Jack remembered the pastels and watercolors on the walls.
“Got promoted to senior art director last year, pulling almost seventy K. Good job record, good credit…”
“But?”
“Mary Poppins she wasn’t.”
“Guys, you mean?”
“All kinds. She was a dance-club queen. Neighbors say she’d come home with a different guy every night. Hung out at a lot of the ritzier places downtown. The resident manager got tons of complaints about her; she was a screamer. A few of the downtown barkeeps gave us the same story. She’d meet a guy, tag him in the sack the first night, then—”
“Next day she’s sick of him,” Jack finished. “She’s out looking for someone new. It’s a common cycle. Lotta girls that age get that way because they’re afraid they’re losing it…” Then he paused, thinking. What? Afraid . Fear. Again, he thought of Ian. “They go hypersexual because they never get the kind of emotional attention they need.

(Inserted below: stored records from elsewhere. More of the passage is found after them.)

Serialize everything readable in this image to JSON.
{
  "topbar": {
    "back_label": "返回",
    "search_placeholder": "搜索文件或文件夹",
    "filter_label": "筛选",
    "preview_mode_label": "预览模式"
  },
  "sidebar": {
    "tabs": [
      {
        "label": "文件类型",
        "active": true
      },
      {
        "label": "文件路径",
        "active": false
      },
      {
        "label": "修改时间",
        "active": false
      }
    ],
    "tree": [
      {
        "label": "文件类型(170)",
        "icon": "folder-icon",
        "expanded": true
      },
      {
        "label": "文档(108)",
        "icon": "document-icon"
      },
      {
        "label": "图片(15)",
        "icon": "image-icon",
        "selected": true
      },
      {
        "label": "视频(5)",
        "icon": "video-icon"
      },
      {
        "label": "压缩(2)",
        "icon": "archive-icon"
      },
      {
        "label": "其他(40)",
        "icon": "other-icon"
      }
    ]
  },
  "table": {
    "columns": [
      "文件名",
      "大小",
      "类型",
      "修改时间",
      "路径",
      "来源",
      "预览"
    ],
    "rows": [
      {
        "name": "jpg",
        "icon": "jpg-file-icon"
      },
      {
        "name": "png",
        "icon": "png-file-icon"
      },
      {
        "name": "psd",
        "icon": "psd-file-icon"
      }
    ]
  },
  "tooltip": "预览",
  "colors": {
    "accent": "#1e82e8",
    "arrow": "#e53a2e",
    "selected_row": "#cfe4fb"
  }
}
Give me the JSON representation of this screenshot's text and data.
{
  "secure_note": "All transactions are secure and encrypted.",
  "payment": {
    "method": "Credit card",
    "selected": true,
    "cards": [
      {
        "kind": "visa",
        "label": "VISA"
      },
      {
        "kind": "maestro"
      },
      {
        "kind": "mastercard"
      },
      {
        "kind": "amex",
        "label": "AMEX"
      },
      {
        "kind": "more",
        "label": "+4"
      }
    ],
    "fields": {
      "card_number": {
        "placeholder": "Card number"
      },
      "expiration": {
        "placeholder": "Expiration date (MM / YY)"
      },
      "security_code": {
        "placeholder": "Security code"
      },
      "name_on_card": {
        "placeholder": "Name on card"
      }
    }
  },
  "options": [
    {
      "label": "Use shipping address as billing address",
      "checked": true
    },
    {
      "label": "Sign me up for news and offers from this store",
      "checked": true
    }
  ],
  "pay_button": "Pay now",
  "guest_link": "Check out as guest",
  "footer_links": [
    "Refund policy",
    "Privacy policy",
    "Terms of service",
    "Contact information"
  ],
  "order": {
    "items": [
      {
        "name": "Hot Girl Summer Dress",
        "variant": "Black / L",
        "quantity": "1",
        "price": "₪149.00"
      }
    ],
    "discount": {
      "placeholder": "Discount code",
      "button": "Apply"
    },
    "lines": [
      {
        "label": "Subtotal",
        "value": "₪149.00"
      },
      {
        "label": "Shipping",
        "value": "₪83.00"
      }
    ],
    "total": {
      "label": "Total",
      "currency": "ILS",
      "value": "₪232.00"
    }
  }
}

So they replace it with physical attention. It gets to be a compulsion. They don’t feel real unless they’re getting laid by a different guy every night.”
“A girl can make a lot of enemies doing that. All she’s got to do is burn the wrong guy…”
No , Jack thought. Not this one . The feel was all wrong, and so was the evidence. Shanna Barrington was not murdered as a result of her promiscuity. She was chosen because of it .
“What were you saying about Beck? She find something?”
Randy nodded, then patted his hair, which was his own compulsion. “The victim had an address book in her nightstand. There were over a hundred names and numbers in it.”